Pour répondre à cette question qui est bien plus complexe qu’il n’y paraît, il est instructif d’analyser ce phénomène peu médiatisé du « non recours » aux droits. Comment se fait-il que des personnes ouvrant droit à telle ou telle prestation, refusent d’en solliciter le bénéfice ? La réponse est à peu près constante et peut se résumer ainsi : « Je ne demande pas cette aide car je ne veux pas être assimilé à cette catégorie de personnes. » La raison qui prévaut est le refus d’être stigmatisé. Toute aide conditionnelle crée des catégories sociales, divise, fracture, sépare, relègue. Qu’on le veuille ou non, le principe d’équité échoue systématiquement sur les hauts fonds de la distinction sociale.
Seul le principe d’universalité lève ce filtre majeur au principe d’égalité. Ouvrir droit aux allocations familiales du simple fait d’être un enfant, quelles que soient ses conditions de naissance, de rang social ou les revenus de ses parents ouvre à l’universalité du statut d’enfant dans notre société.
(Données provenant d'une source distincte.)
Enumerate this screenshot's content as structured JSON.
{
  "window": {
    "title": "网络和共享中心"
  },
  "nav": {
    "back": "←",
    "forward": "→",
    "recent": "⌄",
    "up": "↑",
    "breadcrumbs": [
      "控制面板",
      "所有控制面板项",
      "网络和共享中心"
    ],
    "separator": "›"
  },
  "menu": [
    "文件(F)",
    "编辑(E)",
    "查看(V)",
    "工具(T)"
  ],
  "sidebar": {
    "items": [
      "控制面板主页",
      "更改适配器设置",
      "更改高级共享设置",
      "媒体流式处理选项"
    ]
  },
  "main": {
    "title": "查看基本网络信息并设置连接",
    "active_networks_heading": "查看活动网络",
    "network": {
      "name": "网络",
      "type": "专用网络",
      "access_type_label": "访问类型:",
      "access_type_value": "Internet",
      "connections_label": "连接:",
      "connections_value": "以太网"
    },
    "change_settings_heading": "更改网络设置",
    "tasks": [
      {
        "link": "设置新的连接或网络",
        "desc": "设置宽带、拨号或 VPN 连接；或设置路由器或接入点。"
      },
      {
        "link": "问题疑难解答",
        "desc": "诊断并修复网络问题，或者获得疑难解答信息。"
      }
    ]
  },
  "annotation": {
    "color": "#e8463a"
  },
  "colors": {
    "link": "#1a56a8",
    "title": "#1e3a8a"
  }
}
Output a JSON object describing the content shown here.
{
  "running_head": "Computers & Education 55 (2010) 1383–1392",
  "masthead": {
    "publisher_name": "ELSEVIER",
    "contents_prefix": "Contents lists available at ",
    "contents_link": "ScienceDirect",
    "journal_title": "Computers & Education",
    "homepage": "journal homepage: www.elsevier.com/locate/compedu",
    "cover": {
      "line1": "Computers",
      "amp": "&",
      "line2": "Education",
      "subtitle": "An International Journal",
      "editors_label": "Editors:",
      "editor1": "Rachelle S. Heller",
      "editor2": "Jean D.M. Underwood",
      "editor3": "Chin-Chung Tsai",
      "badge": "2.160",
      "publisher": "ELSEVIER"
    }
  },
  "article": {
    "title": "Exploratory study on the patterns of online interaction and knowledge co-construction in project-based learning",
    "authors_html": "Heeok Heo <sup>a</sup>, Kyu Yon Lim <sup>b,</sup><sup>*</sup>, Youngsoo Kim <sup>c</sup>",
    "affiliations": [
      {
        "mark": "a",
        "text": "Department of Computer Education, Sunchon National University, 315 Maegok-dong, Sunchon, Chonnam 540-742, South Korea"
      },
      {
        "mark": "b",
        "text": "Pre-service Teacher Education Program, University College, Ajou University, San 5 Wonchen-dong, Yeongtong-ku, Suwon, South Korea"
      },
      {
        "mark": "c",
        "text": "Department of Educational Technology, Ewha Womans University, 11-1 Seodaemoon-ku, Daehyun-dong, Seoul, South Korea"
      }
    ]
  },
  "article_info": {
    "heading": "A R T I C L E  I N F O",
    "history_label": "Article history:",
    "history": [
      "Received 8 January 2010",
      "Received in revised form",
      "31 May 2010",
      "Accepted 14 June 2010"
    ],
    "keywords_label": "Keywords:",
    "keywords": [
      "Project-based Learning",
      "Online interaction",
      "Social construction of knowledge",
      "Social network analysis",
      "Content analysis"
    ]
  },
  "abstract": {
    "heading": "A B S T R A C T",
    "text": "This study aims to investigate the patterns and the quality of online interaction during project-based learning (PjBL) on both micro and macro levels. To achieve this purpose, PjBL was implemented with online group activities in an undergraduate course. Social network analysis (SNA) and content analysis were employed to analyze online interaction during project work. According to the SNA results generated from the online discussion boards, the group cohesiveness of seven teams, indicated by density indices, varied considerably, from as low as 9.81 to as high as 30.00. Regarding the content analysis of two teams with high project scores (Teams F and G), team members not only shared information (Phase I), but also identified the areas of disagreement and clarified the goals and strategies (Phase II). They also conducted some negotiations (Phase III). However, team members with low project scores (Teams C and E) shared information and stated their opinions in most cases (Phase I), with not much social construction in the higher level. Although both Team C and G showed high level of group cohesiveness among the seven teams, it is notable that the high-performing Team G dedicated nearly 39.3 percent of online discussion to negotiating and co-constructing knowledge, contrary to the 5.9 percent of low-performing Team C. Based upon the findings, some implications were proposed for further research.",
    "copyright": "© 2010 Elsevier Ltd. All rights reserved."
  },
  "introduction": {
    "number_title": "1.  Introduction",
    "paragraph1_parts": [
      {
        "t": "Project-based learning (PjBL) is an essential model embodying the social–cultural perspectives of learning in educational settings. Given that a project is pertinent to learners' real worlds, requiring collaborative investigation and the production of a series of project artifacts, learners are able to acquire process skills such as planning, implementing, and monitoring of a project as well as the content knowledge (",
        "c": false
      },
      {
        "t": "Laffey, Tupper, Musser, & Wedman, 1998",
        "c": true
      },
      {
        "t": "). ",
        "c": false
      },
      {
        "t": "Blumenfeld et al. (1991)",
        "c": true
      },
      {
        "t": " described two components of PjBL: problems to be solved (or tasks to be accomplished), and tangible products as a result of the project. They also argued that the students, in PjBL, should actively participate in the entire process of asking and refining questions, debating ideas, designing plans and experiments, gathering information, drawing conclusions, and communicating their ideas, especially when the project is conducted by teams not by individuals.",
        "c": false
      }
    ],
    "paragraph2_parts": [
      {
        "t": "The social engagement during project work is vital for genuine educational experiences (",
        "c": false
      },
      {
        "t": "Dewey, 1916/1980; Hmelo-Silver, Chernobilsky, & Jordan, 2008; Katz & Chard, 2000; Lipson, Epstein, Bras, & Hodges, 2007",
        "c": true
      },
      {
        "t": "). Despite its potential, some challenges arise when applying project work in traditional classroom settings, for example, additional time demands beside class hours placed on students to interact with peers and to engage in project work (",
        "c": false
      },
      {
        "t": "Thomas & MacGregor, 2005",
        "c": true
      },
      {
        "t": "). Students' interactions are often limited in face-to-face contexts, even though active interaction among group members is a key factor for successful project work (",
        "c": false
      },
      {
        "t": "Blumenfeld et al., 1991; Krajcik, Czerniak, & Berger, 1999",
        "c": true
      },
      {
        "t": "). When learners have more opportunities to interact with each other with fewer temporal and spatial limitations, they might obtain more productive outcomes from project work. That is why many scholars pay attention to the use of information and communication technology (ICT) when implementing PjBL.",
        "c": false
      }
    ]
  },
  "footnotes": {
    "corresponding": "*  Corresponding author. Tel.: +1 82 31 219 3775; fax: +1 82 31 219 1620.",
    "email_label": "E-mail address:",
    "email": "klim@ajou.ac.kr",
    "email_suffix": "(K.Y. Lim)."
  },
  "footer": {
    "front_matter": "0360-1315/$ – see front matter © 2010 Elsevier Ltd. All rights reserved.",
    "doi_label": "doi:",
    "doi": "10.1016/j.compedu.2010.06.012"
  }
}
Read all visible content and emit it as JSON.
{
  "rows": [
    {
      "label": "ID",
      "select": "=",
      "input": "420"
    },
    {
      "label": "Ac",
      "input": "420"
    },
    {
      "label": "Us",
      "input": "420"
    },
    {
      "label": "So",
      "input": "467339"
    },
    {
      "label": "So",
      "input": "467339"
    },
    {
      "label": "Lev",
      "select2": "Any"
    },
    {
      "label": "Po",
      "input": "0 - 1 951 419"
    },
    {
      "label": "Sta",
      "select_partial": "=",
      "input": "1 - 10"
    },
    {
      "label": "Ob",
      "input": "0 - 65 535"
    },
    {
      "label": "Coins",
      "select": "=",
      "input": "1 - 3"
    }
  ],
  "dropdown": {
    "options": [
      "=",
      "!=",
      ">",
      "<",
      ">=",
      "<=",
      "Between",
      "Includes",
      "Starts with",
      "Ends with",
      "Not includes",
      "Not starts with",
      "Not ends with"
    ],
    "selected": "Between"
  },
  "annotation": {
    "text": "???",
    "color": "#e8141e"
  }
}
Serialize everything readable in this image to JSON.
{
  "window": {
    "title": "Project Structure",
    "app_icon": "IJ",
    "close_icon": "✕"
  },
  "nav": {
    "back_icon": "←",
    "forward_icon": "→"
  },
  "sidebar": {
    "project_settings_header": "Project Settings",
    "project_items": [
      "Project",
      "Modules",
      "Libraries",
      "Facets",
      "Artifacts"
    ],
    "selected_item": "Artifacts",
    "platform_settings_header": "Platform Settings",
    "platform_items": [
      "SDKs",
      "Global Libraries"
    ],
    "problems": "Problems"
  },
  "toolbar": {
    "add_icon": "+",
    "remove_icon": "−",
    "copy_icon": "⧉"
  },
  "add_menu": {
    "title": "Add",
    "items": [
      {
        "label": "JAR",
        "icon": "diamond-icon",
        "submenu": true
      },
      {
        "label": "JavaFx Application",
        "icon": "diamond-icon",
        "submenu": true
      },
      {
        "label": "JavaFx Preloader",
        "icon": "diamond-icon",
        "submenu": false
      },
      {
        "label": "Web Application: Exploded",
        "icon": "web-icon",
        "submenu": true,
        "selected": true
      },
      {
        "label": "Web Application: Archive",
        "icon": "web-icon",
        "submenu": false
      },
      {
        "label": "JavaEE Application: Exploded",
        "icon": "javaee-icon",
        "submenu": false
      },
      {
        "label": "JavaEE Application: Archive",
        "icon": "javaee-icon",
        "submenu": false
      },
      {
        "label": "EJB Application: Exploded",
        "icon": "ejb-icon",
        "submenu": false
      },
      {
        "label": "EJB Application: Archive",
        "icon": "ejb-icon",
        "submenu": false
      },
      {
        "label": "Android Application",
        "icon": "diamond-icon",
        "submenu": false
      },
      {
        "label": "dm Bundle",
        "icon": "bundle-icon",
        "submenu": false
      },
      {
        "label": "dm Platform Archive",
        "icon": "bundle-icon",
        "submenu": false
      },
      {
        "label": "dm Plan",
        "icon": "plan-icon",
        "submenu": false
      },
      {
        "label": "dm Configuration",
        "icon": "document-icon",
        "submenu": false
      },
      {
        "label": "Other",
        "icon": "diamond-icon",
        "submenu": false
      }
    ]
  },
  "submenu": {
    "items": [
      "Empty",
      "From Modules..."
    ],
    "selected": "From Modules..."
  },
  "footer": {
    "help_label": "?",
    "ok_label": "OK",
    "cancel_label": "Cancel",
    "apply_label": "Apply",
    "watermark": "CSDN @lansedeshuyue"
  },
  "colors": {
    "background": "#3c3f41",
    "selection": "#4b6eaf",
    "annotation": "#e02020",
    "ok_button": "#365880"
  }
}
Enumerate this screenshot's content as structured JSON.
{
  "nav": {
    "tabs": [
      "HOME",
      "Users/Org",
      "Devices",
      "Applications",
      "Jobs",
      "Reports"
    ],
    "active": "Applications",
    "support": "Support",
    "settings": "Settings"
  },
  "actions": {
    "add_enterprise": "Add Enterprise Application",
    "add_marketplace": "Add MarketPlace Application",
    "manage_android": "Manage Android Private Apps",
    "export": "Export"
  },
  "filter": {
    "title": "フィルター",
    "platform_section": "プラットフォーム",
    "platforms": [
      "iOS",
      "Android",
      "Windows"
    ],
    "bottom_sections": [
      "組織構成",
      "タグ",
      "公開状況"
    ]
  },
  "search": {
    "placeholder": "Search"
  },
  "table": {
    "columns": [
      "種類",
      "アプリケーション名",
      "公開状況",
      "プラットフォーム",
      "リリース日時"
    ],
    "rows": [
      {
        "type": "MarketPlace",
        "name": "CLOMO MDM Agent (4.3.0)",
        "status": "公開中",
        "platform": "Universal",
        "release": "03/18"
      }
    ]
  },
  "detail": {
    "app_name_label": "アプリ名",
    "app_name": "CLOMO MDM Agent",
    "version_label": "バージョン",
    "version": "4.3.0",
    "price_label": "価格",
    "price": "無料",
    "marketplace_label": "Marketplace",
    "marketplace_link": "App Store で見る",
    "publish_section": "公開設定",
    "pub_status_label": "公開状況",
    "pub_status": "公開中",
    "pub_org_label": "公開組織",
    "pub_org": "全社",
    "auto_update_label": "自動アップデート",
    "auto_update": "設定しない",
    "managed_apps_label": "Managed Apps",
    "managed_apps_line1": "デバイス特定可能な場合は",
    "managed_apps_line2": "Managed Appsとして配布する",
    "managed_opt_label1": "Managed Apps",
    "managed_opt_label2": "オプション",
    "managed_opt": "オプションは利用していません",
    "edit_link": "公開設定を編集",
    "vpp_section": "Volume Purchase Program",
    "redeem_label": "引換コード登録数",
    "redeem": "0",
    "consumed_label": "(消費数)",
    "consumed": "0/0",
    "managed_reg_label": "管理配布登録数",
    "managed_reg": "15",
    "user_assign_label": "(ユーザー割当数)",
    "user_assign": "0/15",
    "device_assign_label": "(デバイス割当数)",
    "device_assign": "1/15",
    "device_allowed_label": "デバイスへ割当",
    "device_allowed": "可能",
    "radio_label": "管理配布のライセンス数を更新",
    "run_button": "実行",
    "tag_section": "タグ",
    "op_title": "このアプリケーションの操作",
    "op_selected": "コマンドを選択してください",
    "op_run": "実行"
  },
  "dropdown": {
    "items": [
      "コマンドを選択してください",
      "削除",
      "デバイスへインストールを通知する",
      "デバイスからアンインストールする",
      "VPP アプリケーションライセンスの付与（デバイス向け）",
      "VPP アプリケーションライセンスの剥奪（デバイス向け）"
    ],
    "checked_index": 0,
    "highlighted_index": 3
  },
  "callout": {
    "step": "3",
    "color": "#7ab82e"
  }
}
Toute séparation entre « enfants aidés » et les autres brise ce statut en le fragmentant. C’est cela qui donne sens – certes à un plan très symbolique mais ne sont-ce pas les symboles qui font la Nation ? – à notre idéal républicain. C’est pour cela que les Droits de l’Homme ne supportent aucune déclinaison spécifique tenant à la nature des personnes, à leur situation ou à leur position.
A ceux qui regimbent devant ce principe, dénonçant son coût et son inutilité, voire ses effets contre-productifs (encouragement à la passivité, assistanat…), il faut conseiller une comparaison méthodique des effets produits entre les dispositifs conditionnels et les dispositifs universels. Les premiers trouvent tous leurs limites au cœur même de leur raison d’être : discriminations négatives, effets de seuil ingérables, non-recours, etc. Les seconds présentent, qu’on le veuille ou non, des effets vertueux.
L’universalité a un indéniable effet intégrateur. Elle assimile à la citoyenneté, là où les droits sélectifs divisent. Elle donne une image positive des bénéficiaires, là où la conditionnalité tend à dévaloriser. Elle est facteur de reconnaissance, là où la distinction génère des ressentis négatifs.
C’est pour cela qu’il aurait fallu réfléchir à deux fois avant de se précipiter sur ces économies à court terme qui menacent, à moyen terme notre ambition de cohésion sociale.